During this time there was a significant change in disability awareness and the provision of equipment. Motability grants were on the increase and The Mobility Roadshow continued to provide an annual showcase of the latest vehicles. An impressive array of motor manufacturers were joined by specialist car convertors and mobility equipment suppliers resulting in a unique exhibition that met all aspects of personal mobility. Its onsite test drive facilities where promoted strongly and aided awareness of similar opportunities at mobility centres. The number of driving assessment centres continued to grow, and despite MAVIS closing in 2007, it had established the educational model for Driving Mobility staff training, which then moved from The University of Greenwich to The University of Chester in 2011.

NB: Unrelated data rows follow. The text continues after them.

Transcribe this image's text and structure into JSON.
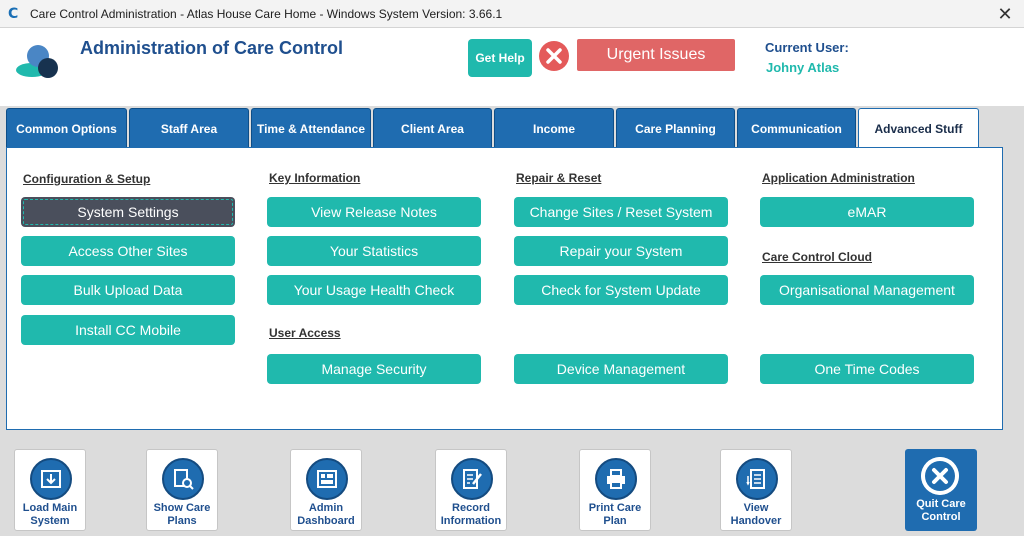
{
  "window": {
    "title": "Care Control Administration - Atlas House Care Home - Windows System Version: 3.66.1",
    "logo_letter": "C",
    "close_glyph": "✕"
  },
  "header": {
    "title": "Administration of Care Control",
    "help_label": "Get Help",
    "urgent_label": "Urgent Issues",
    "current_user_label": "Current User:",
    "current_user_name": "Johny Atlas"
  },
  "tabs": [
    {
      "label": "Common Options"
    },
    {
      "label": "Staff Area"
    },
    {
      "label": "Time & Attendance"
    },
    {
      "label": "Client Area"
    },
    {
      "label": "Income"
    },
    {
      "label": "Care Planning"
    },
    {
      "label": "Communication"
    },
    {
      "label": "Advanced Stuff"
    }
  ],
  "sections": {
    "config": {
      "heading": "Configuration & Setup",
      "buttons": [
        "System Settings",
        "Access Other Sites",
        "Bulk Upload Data",
        "Install CC Mobile"
      ]
    },
    "key_info": {
      "heading": "Key Information",
      "buttons": [
        "View Release Notes",
        "Your Statistics",
        "Your Usage Health Check"
      ]
    },
    "user_access": {
      "heading": "User Access",
      "buttons": [
        "Manage Security"
      ]
    },
    "repair": {
      "heading": "Repair & Reset",
      "buttons": [
        "Change Sites / Reset System",
        "Repair your System",
        "Check for System Update",
        "Device Management"
      ]
    },
    "app_admin": {
      "heading": "Application Administration",
      "buttons": [
        "eMAR"
      ]
    },
    "cloud": {
      "heading": "Care Control Cloud",
      "buttons": [
        "Organisational Management",
        "One Time Codes"
      ]
    }
  },
  "bottom": [
    {
      "line1": "Load Main",
      "line2": "System",
      "icon": "download-box-icon"
    },
    {
      "line1": "Show Care",
      "line2": "Plans",
      "icon": "document-search-icon"
    },
    {
      "line1": "Admin",
      "line2": "Dashboard",
      "icon": "dashboard-icon"
    },
    {
      "line1": "Record",
      "line2": "Information",
      "icon": "edit-document-icon"
    },
    {
      "line1": "Print Care",
      "line2": "Plan",
      "icon": "printer-icon"
    },
    {
      "line1": "View",
      "line2": "Handover",
      "icon": "list-icon"
    }
  ],
  "quit": {
    "line1": "Quit Care",
    "line2": "Control"
  },
  "colors": {
    "teal": "#20b9ad",
    "blue": "#1f6cb0",
    "navy": "#1f4f8e",
    "urgent": "#e06666",
    "selected": "#4a4f5c"
  }
}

Fast forward to 2016 and the Forum of Mobility Centres had grown to xx main centres with xxoutreach facilities. Each centre operated independently as they do today however common standards and practices needed to be implemented to ensure consistent service. This led to the transition from The Forum of Mobility Centres to Driving Mobility in 2016. A new brand identity was developed to reflect a more up-to-date approach and to strengthen the link between all the independent centres. Taking a different approach to other driving associations, through a clinically-led focus, Driving Mobility became the national voice for assisted driving and independent mobility.
In 2017 the charity’s Chief Executive Ed Passant retired and was replaced by Edward Trewhella. Edward joined the sector in 2014 as Chief Executive of Cornwall Mobility and following a rigorous selection process, was appointed as CEO of Driving Mobility, which is a role he continues to undertake. . Under his expert leadership, Driving Mobility now oversees 20 independent centres with 71 outreach facilities which are operated by 14 independent charities and 4 NHS organisations.
Today service users self-refer or are signposted to Driving Mobility from the DVLA, Motability, the Police and healthcare professionals. The charity continues to expand its reach with new centres planned and diversification of services to encompass all aspects of accessible travel. The 250 staff and board of Trustees bring together an unsurpassed level of knowledge and expertise within the realms of assisted driving. The charity is regarded as an invaluable source for guidance in terms of transport policy and future strategies.